A PERFECT GETAWAY. As horror/thrillers go, writer/director David Twohy's A Perfect Getaway is a serviceable film. Certainly it is far better than the recent Saw wannabe The Collector. In somewhat of departure for the genre, the film takes place primarily in broad daylight, a fact that does nothing to lessen the tension. Twohy (Pitch Black) also takes his time developing the story.

While the uncertainty is planted from the beginning, the film takes its time reaching the payoff. The ironic title refers to couples either honeymooning or vacationing in Hawaii. Viewers discover early on, though, that one couple on their honeymoon have been murdered, and by a couple.
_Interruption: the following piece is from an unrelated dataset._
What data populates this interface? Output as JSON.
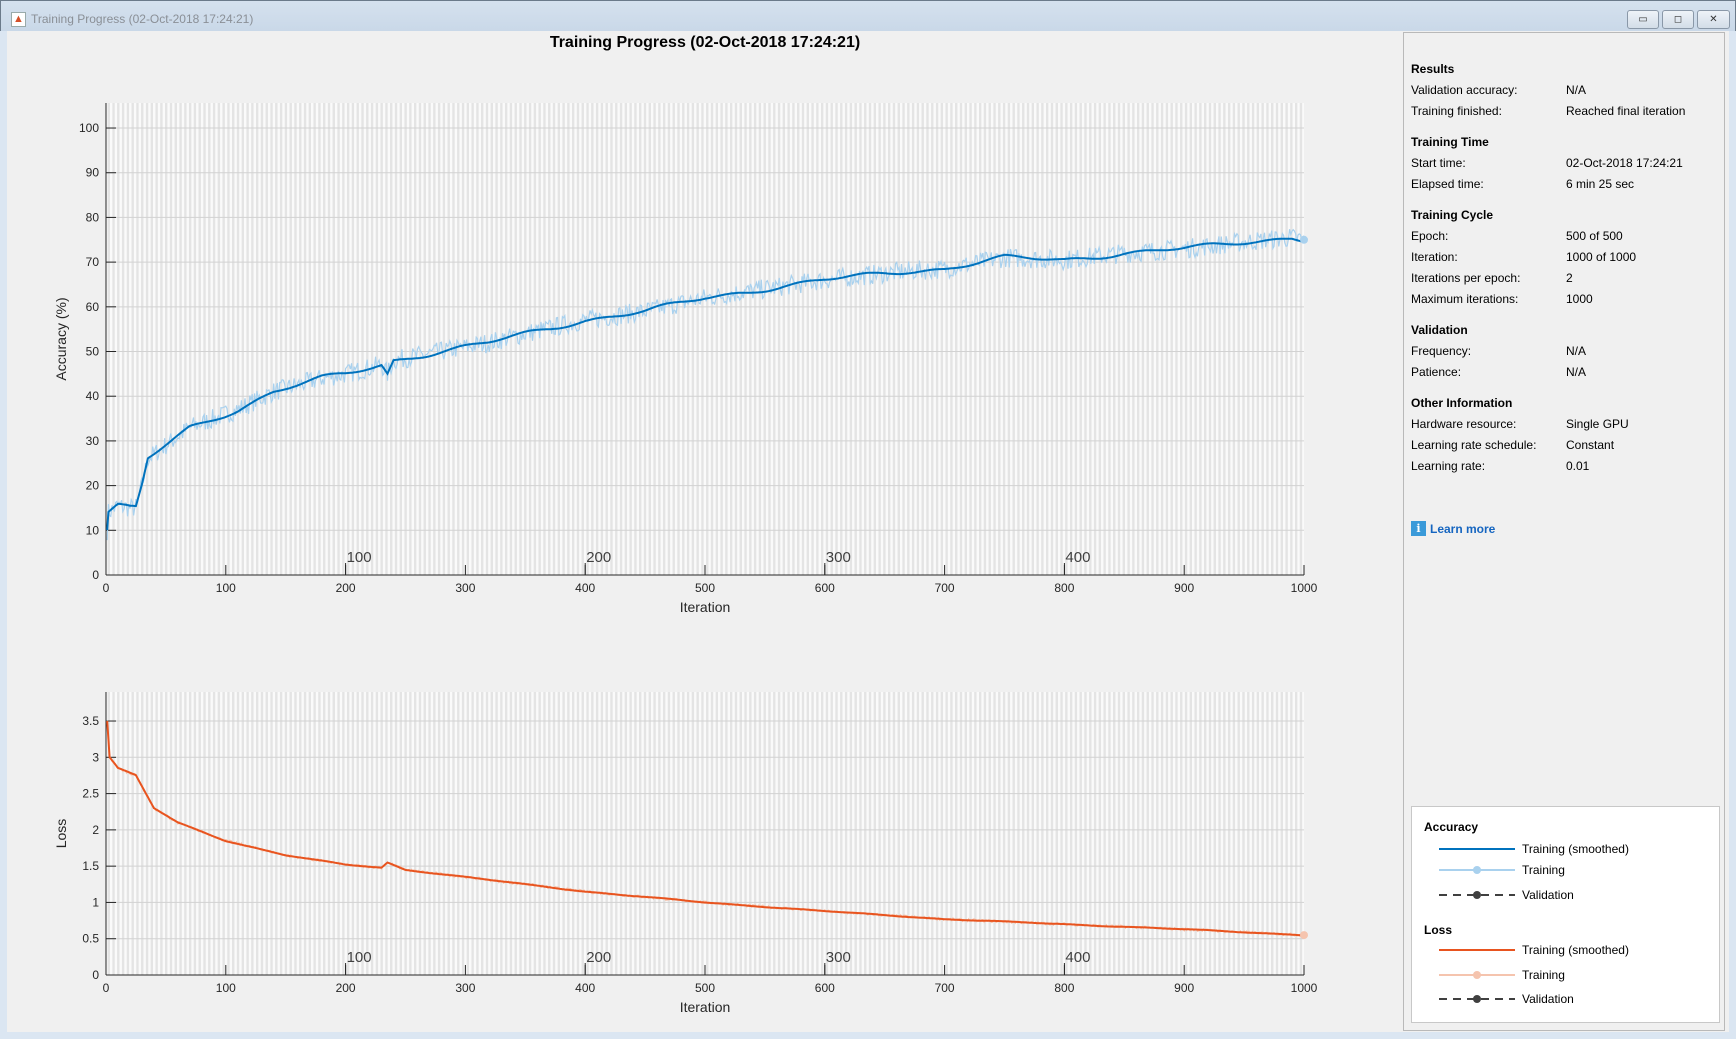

As most of the film takes place on an 11-mile trail to an isolated beach where several couples are hiking, suspicion falls on everyone.
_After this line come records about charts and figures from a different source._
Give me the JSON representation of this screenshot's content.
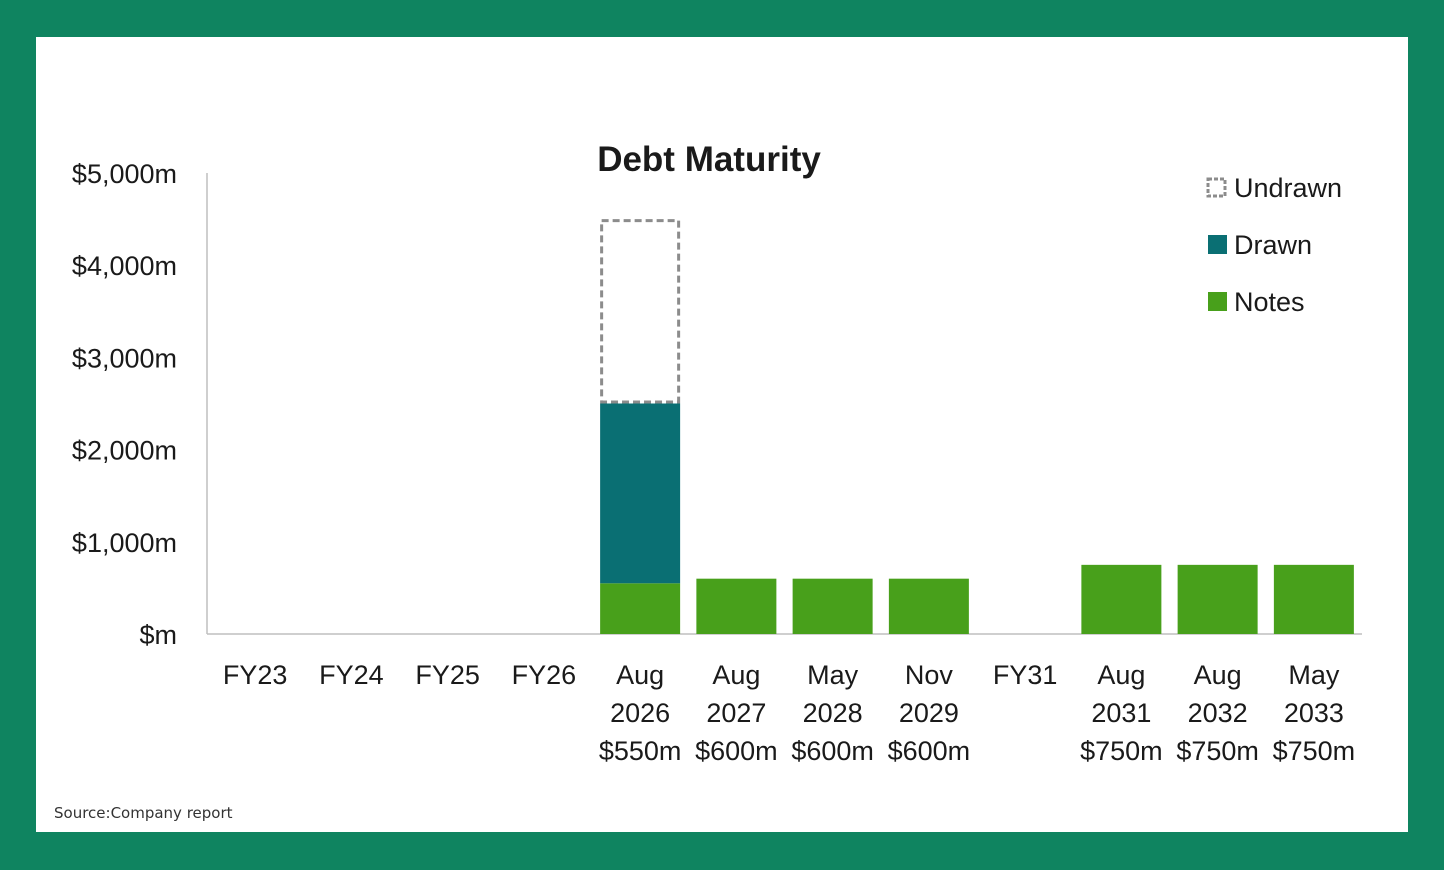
{
  "source_note": "Source:Company report",
  "colors": {
    "frame": "#0f8460",
    "notes": "#48a01b",
    "drawn": "#0a6f73",
    "undrawn_border": "#8c8c8c"
  },
  "chart_data": {
    "type": "bar",
    "stacked": true,
    "title": "Debt Maturity",
    "xlabel": "",
    "ylabel": "",
    "ylim": [
      0,
      5000
    ],
    "yticks": [
      {
        "value": 0,
        "label": "$m"
      },
      {
        "value": 1000,
        "label": "$1,000m"
      },
      {
        "value": 2000,
        "label": "$2,000m"
      },
      {
        "value": 3000,
        "label": "$3,000m"
      },
      {
        "value": 4000,
        "label": "$4,000m"
      },
      {
        "value": 5000,
        "label": "$5,000m"
      }
    ],
    "grid": false,
    "legend_position": "top-right",
    "categories": [
      [
        "FY23"
      ],
      [
        "FY24"
      ],
      [
        "FY25"
      ],
      [
        "FY26"
      ],
      [
        "Aug",
        "2026",
        "$550m"
      ],
      [
        "Aug",
        "2027",
        "$600m"
      ],
      [
        "May",
        "2028",
        "$600m"
      ],
      [
        "Nov",
        "2029",
        "$600m"
      ],
      [
        "FY31"
      ],
      [
        "Aug",
        "2031",
        "$750m"
      ],
      [
        "Aug",
        "2032",
        "$750m"
      ],
      [
        "May",
        "2033",
        "$750m"
      ]
    ],
    "series": [
      {
        "name": "Notes",
        "color": "#48a01b",
        "values": [
          0,
          0,
          0,
          0,
          550,
          600,
          600,
          600,
          0,
          750,
          750,
          750
        ]
      },
      {
        "name": "Drawn",
        "color": "#0a6f73",
        "values": [
          0,
          0,
          0,
          0,
          1950,
          0,
          0,
          0,
          0,
          0,
          0,
          0
        ]
      },
      {
        "name": "Undrawn",
        "color": "#8c8c8c",
        "dashed": true,
        "values": [
          0,
          0,
          0,
          0,
          2000,
          0,
          0,
          0,
          0,
          0,
          0,
          0
        ]
      }
    ],
    "legend_order": [
      "Undrawn",
      "Drawn",
      "Notes"
    ]
  }
}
The film centers primarily on Cliff (Steve Zahn in a departure) and Cydney (Milla Jovovich as the perfect, dippy new wife), and on another couple -- Nick (Timothy Olyphant), who calls himself an "American Jedi" and carries a variety of scary weapons, and his Georgia girlfriend Gina (TV actress Kiele Sanchez).

Much of the film focuses on the tension built by each couple's suspicion of the other until it reaches its somewhat bloody climactic scenes. Zahn and Jovovich may seem like an odd pairing based on their previous films. Jovovich achieved film fame for her role in the Resident Evil series and Zahn for his goofy characters in a series of comedies, but the casting works perfectly here.
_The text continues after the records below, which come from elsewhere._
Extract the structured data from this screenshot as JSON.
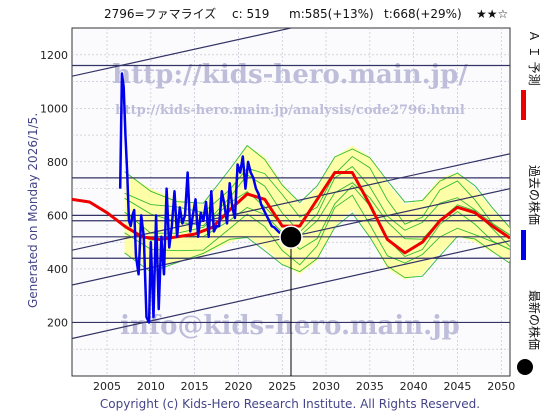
{
  "header": {
    "title": "2796=ファマライズ",
    "current": "c: 519",
    "m_target": "m:585(+13%)",
    "t_target": "t:668(+29%)",
    "rating": "★★☆"
  },
  "side_label": "Generated on Monday 2026/1/5.",
  "copyright": "Copyright (c) Kids-Hero Research Institute. All Rights Reserved.",
  "watermarks": {
    "url": "http://kids-hero.main.jp/",
    "analysis_url": "http://kids-hero.main.jp/analysis/code2796.html",
    "email": "info@kids-hero.main.jp"
  },
  "legend": {
    "ai_forecast": "Ａ Ｉ 予測",
    "past_price": "過去の株価",
    "latest_price": "最新の株価"
  },
  "colors": {
    "ai_forecast": "#ee0000",
    "past_price": "#0000ee",
    "latest_price": "#000000",
    "band_fill": "#ffff99",
    "band_lines": "#33bb33",
    "channel_lines": "#333366",
    "grid": "#bbbbcc"
  },
  "chart_data": {
    "type": "line",
    "xlim": [
      2001,
      2051
    ],
    "ylim": [
      0,
      1300
    ],
    "x_ticks": [
      2005,
      2010,
      2015,
      2020,
      2025,
      2030,
      2035,
      2040,
      2045,
      2050
    ],
    "y_ticks": [
      200,
      400,
      600,
      800,
      1000,
      1200
    ],
    "horizontal_lines": [
      200,
      440,
      520,
      580,
      600,
      740,
      1160
    ],
    "channel_lines": [
      {
        "from": [
          2001,
          140
        ],
        "to": [
          2051,
          505
        ]
      },
      {
        "from": [
          2001,
          340
        ],
        "to": [
          2051,
          700
        ]
      },
      {
        "from": [
          2001,
          470
        ],
        "to": [
          2051,
          830
        ]
      },
      {
        "from": [
          2001,
          1120
        ],
        "to": [
          2051,
          1480
        ]
      }
    ],
    "latest_point": {
      "x": 2026.0,
      "y": 519
    },
    "series": [
      {
        "key": "past_price",
        "x": [
          2006.5,
          2006.7,
          2006.9,
          2007.1,
          2007.3,
          2007.5,
          2007.7,
          2007.9,
          2008.1,
          2008.3,
          2008.6,
          2008.9,
          2009.2,
          2009.5,
          2009.8,
          2010.0,
          2010.3,
          2010.6,
          2010.9,
          2011.2,
          2011.5,
          2011.8,
          2012.1,
          2012.4,
          2012.7,
          2013.0,
          2013.3,
          2013.6,
          2013.9,
          2014.2,
          2014.5,
          2014.8,
          2015.1,
          2015.4,
          2015.7,
          2016.0,
          2016.3,
          2016.6,
          2016.9,
          2017.2,
          2017.5,
          2017.8,
          2018.1,
          2018.4,
          2018.7,
          2019.0,
          2019.3,
          2019.6,
          2019.9,
          2020.2,
          2020.5,
          2020.8,
          2021.1,
          2021.4,
          2021.7,
          2022.0,
          2022.3,
          2022.6,
          2022.9,
          2023.2,
          2023.5,
          2023.8,
          2024.1,
          2024.4,
          2024.7,
          2025.0,
          2025.3,
          2025.6,
          2026.0
        ],
        "y": [
          700,
          1130,
          1080,
          900,
          760,
          580,
          560,
          600,
          620,
          450,
          380,
          600,
          520,
          220,
          200,
          500,
          220,
          600,
          250,
          520,
          380,
          700,
          480,
          560,
          690,
          520,
          630,
          570,
          600,
          760,
          540,
          600,
          660,
          520,
          610,
          580,
          650,
          520,
          690,
          540,
          560,
          560,
          690,
          640,
          570,
          720,
          630,
          590,
          790,
          760,
          820,
          700,
          800,
          760,
          740,
          700,
          680,
          640,
          620,
          600,
          580,
          560,
          555,
          545,
          535,
          530,
          525,
          520,
          519
        ]
      },
      {
        "key": "ai_forecast",
        "x": [
          2001,
          2003,
          2005,
          2007,
          2009,
          2011,
          2013,
          2015,
          2017,
          2019,
          2021,
          2023,
          2025,
          2027,
          2029,
          2031,
          2033,
          2035,
          2037,
          2039,
          2041,
          2043,
          2045,
          2047,
          2049,
          2051
        ],
        "y": [
          660,
          650,
          610,
          560,
          520,
          510,
          520,
          530,
          555,
          620,
          680,
          660,
          560,
          560,
          660,
          760,
          760,
          640,
          510,
          460,
          500,
          580,
          630,
          610,
          560,
          515
        ]
      },
      {
        "key": "band_upper",
        "x": [
          2007,
          2010,
          2013,
          2016,
          2019,
          2021,
          2023,
          2025,
          2027,
          2029,
          2031,
          2033,
          2035,
          2037,
          2039,
          2041,
          2043,
          2045,
          2047,
          2049,
          2051
        ],
        "y": [
          760,
          700,
          660,
          640,
          760,
          860,
          820,
          720,
          640,
          700,
          820,
          860,
          820,
          720,
          640,
          660,
          740,
          760,
          700,
          620,
          560
        ]
      },
      {
        "key": "band_lower",
        "x": [
          2007,
          2010,
          2013,
          2016,
          2019,
          2021,
          2023,
          2025,
          2027,
          2029,
          2031,
          2033,
          2035,
          2037,
          2039,
          2041,
          2043,
          2045,
          2047,
          2049,
          2051
        ],
        "y": [
          460,
          400,
          430,
          450,
          500,
          520,
          480,
          420,
          380,
          430,
          560,
          620,
          520,
          400,
          360,
          380,
          460,
          520,
          500,
          460,
          430
        ]
      }
    ]
  }
}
It's nice to see a horror thriller that doesn't depend on scenes of explicit torture and/or cheap thrill shots. This is a modest film with solid acting and a genuinely satisfying twist. Jovovich has my favorite line in the film: "that guy." Of course, you need a context and you won't get it here. Rated R for graphic violence, language including sexual references and some drug use. 97m. At the Broadway and Mill Creek.


ALIENS IN THE ATTIC. This family fantasy film finds a group of kids trying to fight off alien invaders out to destroy the Earth. Rated PG. 86m. At The Movies.

FUNNY PEOPLE. The Apatow factory's intergenerational, poignancy-ridden take on professional comedians. Send in the clowns! Rated R. 146m. At the Broadway, Mill Creek and Fortuna.

G-FORCE. Government-trained guinea pigs out to save the world. With the voices of Nicolas Cage and Penelope Cruz. At the Broadway and Fortuna.

G.I. JOE. Elite military squad kicks ass all over the world, with the aid of their super-suits. Rated PG-13. 120m. At the Broadway, Mill Creek, Minor and Fortuna.

THE HANGOVER. Getting severely trashed with your bros at a Vegas-based bachelor party can have serious consequences, especially when no one remembers what happened. Rated R. 100m. At The Movies.

HARRY POTTER AND THE HALF BLOOD PRINCE. The Hogwarts boy wizard saga continues. Don't mess with Voldemort. Rated PG. 153m. At Broadway, Mill Creek and Fortuna.

ICE AGE: DAWN OF THE DINOSAURS. The gang makes a rescue mission for Sid that takes them into a mysterious underground world where they have close encounters with dinos and generally run amuck. Rated PG. At The Movies.

THE PROPOSAL. When a high-powered book editor faces deportation to her native Canada, she declares she's actually engaged to her assistant, whom she's tormented for years. Rated PG-13. 108m. At The Movies.

PUBLIC ENEMIES. A Depp-alicious true crime drama set during the dawn of the FBI. Rated R. 140m. At the Movies.

TRANSFORMERS: REVENGE OF THE FALLEN. Once again, Sam Witwicky finds himself in the middle of the war between the Autobots and the Decipticons with the fate of the universe at stake. Rated PG-13. 151m. At The Movies.

THE UGLY TRUTH. A romantically challenged morning show producer is reluctantly embroiled in a series of outrageous tests by her chauvinistic correspondent to prove his theories on relationships and help her find love. Rated R. 97m. At the Broadway and Mill Creek.

UP. In Pixar's latest, an elderly gentleman sets out to fulfill lifelong dream despite annoying Boy Scout tagalong. Rated PG. 101m. At The Movies.